Spiazzate le dinastie repubblicane

Un giorno dopo e con quattro morti in più i fumi della sommossa antiparlamentare di Washington si dirada, ma non abbastanza da permettere specialmente a noi europei e alle nostre categorie politiche di capire quel che è accaduto.

Spiazzate le dinastie repubblicane

Un giorno dopo e con quattro morti in più i fumi della sommossa antiparlamentare di Washington si dirada, ma non abbastanza da permettere specialmente a noi europei e alle nostre categorie politiche di capire quel che è accaduto. Un fatto nuovissimo, anzi unico: un presidente, per di più bocciato dalle urne, si afferma con la propria leadership popolare e lo fa chiamando alla sommossa paradossalmente condotta da una furia iperdemocratica, anziché antidemocratica. Una parte dell'elettorato, frustrato per la perdita dei due seggi repubblicani al Senato, ha deciso che il grande complotto vagheggiato da Trump non potesse che essere vero, e che dunque ci fosse stata frode.

Questi «riottosi» erano identici a quelli che agivano rovinosamente nei giorni della rivolta pro Black Lives Matter. Quando scoppiarono le sommosse per l'uccisione di John Floyd, la comunità borghese nera era disperata perché non riusciva a scrollarsi di dosso quella massa di incendiari, saccheggiatori e lanciatori di bombe che pretendevano di agire in loro nome. Abbiamo visto a Capitol Hill lo stesso genere di manifestanti: patriottici, ma di un patriottismo che attingeva alla rivoluzione americana, un mitragliatore impugnato secondo le sante regole del secondo emendamento: per cacciare un tiranno. E infatti uno dei motti era: «Quando arrivano i tiranni, è l'ora di ribellarsi». Trump osservava, alimentava e poi dava pallidi segnali di invito alla calma.

Quella forza scatenata che devastava Washington e invadeva i media di tutto il mondo era la sua forza, la sua diversità, il suo modo di non essere un conservatore alla maniera delle famiglie ereditarie come i Bush, mentre lo ha seguito il famoso repubblicano Ted Cruz del Texas, noto per arrostirsi il bacon sulla canna della mitragliatrice. Trump ha anche dato segni di gioia quando ha saputo che i due candidati repubblicani avevano perso in Georgia, perché gli si erano rivoltati contro. Altri lo hanno appoggiato e lo appoggeranno in tutte le richieste legali già dirette da Rudolph Giuliani per alimentare l'idea della vittoria rubata, dei brogli di massa usando le elezioni per posta che non si erano mai viste (in una tale misura) gestite da funzionari postali statali che somigliavano ai funzionari del partito di Biden.

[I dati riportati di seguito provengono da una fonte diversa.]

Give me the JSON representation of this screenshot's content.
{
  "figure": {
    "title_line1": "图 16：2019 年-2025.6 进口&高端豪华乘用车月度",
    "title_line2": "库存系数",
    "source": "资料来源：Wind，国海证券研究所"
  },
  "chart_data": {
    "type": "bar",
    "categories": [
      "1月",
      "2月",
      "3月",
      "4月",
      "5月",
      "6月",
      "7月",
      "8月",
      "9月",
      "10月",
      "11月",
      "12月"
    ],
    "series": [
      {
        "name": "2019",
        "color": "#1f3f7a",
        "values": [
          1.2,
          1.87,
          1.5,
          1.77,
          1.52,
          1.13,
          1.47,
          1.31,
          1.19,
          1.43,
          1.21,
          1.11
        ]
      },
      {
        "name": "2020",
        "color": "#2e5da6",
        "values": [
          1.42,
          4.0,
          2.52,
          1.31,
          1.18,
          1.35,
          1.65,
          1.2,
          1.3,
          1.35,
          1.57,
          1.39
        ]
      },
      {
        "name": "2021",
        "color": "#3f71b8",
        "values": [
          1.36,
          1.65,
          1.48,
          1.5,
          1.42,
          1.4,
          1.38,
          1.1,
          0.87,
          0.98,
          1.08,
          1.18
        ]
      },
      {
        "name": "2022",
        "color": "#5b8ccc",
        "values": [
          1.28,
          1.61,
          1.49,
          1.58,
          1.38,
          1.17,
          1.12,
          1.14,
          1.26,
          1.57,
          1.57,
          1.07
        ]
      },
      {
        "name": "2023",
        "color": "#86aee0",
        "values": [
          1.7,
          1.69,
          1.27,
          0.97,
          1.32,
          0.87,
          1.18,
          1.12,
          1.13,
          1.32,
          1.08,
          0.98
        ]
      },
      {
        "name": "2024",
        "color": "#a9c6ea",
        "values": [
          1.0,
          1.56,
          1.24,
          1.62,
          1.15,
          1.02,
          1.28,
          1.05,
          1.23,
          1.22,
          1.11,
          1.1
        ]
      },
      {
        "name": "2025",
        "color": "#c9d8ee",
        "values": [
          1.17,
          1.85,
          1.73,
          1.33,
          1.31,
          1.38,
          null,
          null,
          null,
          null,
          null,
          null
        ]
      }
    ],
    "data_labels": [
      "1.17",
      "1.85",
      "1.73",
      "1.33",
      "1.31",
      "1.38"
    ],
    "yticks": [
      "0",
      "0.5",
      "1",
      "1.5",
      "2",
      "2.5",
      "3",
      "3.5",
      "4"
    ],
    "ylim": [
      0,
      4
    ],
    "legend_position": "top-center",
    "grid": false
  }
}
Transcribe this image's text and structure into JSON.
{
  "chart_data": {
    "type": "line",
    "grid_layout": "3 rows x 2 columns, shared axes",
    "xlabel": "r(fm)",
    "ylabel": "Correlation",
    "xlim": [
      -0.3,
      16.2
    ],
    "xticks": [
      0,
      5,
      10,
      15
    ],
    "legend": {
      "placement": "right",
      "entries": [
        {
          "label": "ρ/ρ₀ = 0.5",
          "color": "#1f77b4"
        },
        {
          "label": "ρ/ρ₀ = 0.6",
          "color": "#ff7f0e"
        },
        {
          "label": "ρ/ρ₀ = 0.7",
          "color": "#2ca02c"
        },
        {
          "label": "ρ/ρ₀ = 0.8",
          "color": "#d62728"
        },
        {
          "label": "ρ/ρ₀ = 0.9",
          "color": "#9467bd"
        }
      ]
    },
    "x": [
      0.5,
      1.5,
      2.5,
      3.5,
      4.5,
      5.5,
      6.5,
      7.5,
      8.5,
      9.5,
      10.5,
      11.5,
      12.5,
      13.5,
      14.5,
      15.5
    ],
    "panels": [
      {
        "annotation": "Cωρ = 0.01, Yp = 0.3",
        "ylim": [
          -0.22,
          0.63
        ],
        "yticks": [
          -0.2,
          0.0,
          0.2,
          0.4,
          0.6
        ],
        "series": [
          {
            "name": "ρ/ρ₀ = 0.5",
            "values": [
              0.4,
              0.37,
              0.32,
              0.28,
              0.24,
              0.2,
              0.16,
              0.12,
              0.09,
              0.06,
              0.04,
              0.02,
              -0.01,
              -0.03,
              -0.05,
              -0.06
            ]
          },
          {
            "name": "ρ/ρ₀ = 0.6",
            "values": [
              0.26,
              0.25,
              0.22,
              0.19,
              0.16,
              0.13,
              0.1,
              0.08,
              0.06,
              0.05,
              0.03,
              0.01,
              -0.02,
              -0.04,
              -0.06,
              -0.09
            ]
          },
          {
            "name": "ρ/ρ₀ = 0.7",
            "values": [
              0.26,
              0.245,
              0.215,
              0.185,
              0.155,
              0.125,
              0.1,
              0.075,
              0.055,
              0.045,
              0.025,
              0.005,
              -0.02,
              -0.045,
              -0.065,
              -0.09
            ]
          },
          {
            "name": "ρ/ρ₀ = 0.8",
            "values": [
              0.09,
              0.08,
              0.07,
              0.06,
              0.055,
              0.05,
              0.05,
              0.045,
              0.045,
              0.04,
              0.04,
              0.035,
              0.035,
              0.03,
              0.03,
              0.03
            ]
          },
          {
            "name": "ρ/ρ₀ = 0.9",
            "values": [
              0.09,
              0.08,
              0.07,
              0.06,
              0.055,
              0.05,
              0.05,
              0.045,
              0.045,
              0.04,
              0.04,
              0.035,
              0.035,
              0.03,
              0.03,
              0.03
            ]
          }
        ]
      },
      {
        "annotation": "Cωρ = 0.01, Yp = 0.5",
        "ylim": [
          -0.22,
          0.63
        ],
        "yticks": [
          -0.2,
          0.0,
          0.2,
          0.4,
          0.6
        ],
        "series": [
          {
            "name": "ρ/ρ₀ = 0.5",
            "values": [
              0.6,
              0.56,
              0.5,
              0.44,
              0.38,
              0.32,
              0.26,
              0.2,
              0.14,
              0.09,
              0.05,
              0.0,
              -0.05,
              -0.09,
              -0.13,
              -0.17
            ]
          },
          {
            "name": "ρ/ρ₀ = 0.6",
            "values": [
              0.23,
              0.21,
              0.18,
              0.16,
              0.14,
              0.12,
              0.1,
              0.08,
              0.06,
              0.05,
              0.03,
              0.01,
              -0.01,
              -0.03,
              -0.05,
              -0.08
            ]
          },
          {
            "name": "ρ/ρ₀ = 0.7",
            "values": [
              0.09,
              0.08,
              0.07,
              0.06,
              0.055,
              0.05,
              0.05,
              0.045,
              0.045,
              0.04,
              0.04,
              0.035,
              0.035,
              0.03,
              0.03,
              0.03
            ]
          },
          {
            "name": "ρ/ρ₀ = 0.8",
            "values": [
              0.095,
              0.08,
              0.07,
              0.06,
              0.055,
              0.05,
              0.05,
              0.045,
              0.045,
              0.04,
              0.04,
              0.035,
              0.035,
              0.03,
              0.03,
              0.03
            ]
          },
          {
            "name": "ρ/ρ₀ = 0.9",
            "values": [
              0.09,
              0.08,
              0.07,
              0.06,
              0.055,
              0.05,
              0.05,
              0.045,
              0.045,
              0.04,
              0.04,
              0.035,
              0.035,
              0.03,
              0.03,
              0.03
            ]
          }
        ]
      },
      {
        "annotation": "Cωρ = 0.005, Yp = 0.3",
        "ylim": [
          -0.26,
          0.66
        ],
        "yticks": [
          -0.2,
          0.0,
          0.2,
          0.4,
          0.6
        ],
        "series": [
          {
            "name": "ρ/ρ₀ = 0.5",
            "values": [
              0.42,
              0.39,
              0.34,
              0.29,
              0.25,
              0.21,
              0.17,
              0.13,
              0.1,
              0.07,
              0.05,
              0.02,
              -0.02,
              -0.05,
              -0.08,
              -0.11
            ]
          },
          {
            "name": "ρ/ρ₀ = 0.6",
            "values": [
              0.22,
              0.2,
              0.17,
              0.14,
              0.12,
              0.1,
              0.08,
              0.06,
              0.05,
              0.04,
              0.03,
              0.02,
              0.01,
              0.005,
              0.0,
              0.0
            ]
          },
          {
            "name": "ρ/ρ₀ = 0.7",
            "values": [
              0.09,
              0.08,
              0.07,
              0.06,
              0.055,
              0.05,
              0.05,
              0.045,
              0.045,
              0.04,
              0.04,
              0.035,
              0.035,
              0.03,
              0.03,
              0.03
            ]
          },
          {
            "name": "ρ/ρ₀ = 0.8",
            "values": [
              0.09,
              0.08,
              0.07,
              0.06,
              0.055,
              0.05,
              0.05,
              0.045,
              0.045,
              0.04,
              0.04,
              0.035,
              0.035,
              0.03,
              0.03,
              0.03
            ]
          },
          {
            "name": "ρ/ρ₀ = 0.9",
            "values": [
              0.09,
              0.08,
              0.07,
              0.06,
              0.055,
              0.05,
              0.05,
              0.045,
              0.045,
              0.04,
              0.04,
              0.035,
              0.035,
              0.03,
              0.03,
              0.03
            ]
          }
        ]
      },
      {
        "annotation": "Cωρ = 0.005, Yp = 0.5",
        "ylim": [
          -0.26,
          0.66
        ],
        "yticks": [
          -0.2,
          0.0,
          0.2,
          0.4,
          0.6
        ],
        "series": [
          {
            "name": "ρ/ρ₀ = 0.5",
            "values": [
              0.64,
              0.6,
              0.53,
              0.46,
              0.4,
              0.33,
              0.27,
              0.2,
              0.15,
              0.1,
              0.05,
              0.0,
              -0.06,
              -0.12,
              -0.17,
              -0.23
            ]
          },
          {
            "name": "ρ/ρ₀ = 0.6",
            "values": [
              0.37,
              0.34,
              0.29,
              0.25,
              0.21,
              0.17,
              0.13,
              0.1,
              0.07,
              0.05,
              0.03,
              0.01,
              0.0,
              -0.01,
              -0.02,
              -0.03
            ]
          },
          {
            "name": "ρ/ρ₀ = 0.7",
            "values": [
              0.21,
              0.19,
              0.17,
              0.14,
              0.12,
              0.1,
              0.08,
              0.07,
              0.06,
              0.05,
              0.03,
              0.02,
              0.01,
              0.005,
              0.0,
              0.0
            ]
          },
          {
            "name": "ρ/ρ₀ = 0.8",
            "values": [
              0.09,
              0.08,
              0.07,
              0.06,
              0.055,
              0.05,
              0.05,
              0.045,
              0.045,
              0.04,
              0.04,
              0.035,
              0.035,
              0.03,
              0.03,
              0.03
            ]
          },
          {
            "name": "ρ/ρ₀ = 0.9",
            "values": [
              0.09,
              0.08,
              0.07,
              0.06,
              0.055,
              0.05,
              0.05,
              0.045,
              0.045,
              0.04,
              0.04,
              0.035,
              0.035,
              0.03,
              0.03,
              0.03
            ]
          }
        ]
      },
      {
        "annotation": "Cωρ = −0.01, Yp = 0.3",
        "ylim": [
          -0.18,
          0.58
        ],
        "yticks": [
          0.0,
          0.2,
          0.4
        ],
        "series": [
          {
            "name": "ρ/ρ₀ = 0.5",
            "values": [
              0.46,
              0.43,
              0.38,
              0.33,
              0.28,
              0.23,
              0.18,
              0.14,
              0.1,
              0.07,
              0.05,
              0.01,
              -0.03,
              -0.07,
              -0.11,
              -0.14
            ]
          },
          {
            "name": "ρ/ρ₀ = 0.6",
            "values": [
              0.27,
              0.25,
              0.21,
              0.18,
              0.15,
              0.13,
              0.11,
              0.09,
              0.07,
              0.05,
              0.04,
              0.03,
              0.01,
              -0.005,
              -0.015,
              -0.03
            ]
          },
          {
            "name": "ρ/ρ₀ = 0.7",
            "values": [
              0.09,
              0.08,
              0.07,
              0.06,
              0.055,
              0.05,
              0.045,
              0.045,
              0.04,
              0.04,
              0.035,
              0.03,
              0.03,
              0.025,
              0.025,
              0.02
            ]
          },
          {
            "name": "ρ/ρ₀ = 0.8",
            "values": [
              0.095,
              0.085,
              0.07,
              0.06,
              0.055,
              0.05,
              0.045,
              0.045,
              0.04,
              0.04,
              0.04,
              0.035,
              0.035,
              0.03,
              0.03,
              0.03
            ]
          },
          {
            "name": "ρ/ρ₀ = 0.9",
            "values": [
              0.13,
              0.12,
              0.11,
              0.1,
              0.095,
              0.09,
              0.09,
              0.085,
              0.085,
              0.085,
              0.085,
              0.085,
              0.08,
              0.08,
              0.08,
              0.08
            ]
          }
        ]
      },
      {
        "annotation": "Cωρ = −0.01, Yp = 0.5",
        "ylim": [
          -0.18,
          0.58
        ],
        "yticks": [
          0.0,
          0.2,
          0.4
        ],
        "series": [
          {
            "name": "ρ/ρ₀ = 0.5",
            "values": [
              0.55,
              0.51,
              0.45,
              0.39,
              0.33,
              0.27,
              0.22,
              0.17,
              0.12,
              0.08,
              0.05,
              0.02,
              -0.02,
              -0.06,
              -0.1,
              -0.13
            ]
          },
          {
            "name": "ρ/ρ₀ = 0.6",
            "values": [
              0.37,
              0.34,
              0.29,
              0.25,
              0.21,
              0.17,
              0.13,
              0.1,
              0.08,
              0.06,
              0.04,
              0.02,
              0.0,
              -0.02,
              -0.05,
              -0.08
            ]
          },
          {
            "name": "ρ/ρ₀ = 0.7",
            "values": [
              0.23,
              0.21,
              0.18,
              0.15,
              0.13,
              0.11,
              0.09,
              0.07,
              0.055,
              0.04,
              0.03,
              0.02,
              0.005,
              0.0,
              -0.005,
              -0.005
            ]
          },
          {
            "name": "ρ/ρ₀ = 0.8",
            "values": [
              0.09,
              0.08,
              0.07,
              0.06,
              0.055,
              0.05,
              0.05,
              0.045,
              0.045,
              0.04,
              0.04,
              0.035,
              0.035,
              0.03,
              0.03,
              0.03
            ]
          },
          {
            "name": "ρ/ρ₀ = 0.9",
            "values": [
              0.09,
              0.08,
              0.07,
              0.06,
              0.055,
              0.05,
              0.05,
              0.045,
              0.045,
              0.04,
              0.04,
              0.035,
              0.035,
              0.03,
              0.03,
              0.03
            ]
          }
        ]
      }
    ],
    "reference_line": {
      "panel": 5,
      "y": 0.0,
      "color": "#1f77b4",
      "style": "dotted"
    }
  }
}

Secondo un analista di cui ci fidiamo molto perché è un ingegnere delle previsioni, George Friedman, l'America sta passando una delle sue tremende crisi di crescita paragonabile a quella della guerra civile, dell'integrazione, delle proteste contro il Vietnam e dei movimenti «Occupy Wall Street». Si sarebbe consolidata una sorta di mitologia secondo cui Trump sarebbe l'ultimo baluardo, un angelo sterminatore, che si batte contro il deep State, Soros, le lobby e tutto ciò che non è visibile ma determina i destini umani. Questa è stata l'idea vincente di Trump, anche se poi non ha rivinto. Ma non si sente fuori: anzi, pensa che il gioco sia appena cominciato.

Ciò accade mentre soffiano nuovi venti di guerra con la Cina. Per Biden si annunciano brutti tempi e non può permettersi di avere sia un fronte interno sia uno esterno. La partita è aperta e abbiamo assistito solo ad alcune sconcertanti mosse d'apertura.